The title of the event was “Early Stage Investing: Where Are We Now?”. The speakers addressed this question, and also talked about things we could aim to do better in the future. I’m probably over-reaching by attempting to summarise a day of complex and insightful discussion in a few bullet points, but there are a few themes I would like to draw out.
- We should be proud of the Angel Investing community we have in Scotland, which is truly world class and is being widely emulated.
- The dotcom bust in 2001 and the global crisis in 2008 have left the risk capital markets in poor shape. IPOs are all but impossible and exits are only now starting to recover. Fund managers aren’t investing in VCs and VCs are moving to later stage to reduce risks.

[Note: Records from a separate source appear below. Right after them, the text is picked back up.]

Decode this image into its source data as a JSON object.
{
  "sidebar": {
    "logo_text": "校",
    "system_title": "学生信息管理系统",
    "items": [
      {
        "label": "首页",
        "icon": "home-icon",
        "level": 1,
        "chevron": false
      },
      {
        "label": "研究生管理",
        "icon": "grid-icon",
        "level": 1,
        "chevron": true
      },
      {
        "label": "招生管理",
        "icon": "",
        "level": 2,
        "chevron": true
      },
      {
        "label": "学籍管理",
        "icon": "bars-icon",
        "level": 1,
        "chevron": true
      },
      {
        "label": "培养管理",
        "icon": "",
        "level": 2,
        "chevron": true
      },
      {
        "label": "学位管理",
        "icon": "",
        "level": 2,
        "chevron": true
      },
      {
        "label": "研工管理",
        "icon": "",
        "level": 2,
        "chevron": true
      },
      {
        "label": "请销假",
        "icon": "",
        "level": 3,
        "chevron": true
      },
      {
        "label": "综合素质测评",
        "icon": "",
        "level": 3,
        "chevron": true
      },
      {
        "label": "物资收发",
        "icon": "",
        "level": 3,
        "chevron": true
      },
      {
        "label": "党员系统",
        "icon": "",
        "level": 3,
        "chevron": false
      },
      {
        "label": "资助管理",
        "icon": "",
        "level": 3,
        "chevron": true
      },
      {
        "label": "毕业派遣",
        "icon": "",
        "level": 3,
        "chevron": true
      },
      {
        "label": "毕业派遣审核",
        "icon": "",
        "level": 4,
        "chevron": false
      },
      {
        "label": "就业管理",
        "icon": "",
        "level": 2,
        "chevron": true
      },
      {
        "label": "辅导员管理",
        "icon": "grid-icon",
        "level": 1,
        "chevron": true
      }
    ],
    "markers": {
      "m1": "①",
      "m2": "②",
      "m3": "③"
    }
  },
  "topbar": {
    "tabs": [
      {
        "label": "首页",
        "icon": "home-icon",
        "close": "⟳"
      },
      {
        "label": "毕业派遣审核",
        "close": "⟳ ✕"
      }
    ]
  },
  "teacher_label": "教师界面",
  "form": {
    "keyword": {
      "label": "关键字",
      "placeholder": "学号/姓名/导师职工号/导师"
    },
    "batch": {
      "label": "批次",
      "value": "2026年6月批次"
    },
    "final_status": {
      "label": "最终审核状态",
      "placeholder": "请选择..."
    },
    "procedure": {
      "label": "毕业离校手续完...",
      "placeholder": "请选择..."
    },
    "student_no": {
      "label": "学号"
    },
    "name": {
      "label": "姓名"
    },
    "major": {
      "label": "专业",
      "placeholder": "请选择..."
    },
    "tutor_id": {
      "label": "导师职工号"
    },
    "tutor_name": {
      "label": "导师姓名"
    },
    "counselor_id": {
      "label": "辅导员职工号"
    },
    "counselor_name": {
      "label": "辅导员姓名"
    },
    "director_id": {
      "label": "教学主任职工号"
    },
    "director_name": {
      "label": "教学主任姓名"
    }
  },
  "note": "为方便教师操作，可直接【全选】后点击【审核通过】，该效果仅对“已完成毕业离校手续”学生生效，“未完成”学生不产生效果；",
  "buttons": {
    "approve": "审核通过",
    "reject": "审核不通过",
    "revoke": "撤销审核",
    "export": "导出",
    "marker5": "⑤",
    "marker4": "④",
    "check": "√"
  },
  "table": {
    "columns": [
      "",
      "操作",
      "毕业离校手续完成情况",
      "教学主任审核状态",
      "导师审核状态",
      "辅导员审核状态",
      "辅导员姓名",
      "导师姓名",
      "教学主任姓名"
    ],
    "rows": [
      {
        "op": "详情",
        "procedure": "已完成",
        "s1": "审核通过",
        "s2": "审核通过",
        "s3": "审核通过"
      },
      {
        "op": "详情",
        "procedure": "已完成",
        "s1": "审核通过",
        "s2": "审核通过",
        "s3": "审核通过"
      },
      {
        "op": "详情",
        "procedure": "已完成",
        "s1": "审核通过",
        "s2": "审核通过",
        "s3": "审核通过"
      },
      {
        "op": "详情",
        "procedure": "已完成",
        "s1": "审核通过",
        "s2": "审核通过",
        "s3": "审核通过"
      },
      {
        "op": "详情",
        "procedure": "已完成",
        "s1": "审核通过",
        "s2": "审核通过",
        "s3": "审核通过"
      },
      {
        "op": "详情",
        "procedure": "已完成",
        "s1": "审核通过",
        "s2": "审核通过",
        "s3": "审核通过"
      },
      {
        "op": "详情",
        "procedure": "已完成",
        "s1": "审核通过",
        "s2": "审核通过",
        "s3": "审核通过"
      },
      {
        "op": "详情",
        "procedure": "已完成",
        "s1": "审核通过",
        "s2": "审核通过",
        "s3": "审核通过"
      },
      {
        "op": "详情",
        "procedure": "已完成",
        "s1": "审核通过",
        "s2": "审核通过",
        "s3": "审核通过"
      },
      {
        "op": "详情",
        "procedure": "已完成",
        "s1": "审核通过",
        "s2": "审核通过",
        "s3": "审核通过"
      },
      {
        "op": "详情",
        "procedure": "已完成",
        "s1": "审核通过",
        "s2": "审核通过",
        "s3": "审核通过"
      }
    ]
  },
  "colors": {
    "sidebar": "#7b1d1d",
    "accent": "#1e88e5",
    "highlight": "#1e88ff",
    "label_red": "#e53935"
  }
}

- Ideas are not fundable by Angels or VCs, only companies with real customer traction are getting money. This means that companies must find ways of being lean and supporting themselves until they have that customer traction.
- Getting VC money into Scottish companies is hard, with few local VCs. Where companies have taken Angel money, this tends not to be compatible with taking VC later although there are exceptions, especially in biotech and life sciences.
- As a community, we can act ourselves and try to influence policy to improve the situation – such efforts are already underway.
- New opportunities such as SEIS and Crowdfunding continue to develop, and companies need to learn to exploit them in an appropriate way
There was so much good content at this event that I’ll definitely be posting more from some of the speakers later.
I want to thank Jonathan Harris at YCF for all his hard work organising the event, and all of the speakers for taking the time to share their thoughts. The day was interesting, educational and thought provoking. I’ll certainly be putting a lot of what I heard to good use in the near future.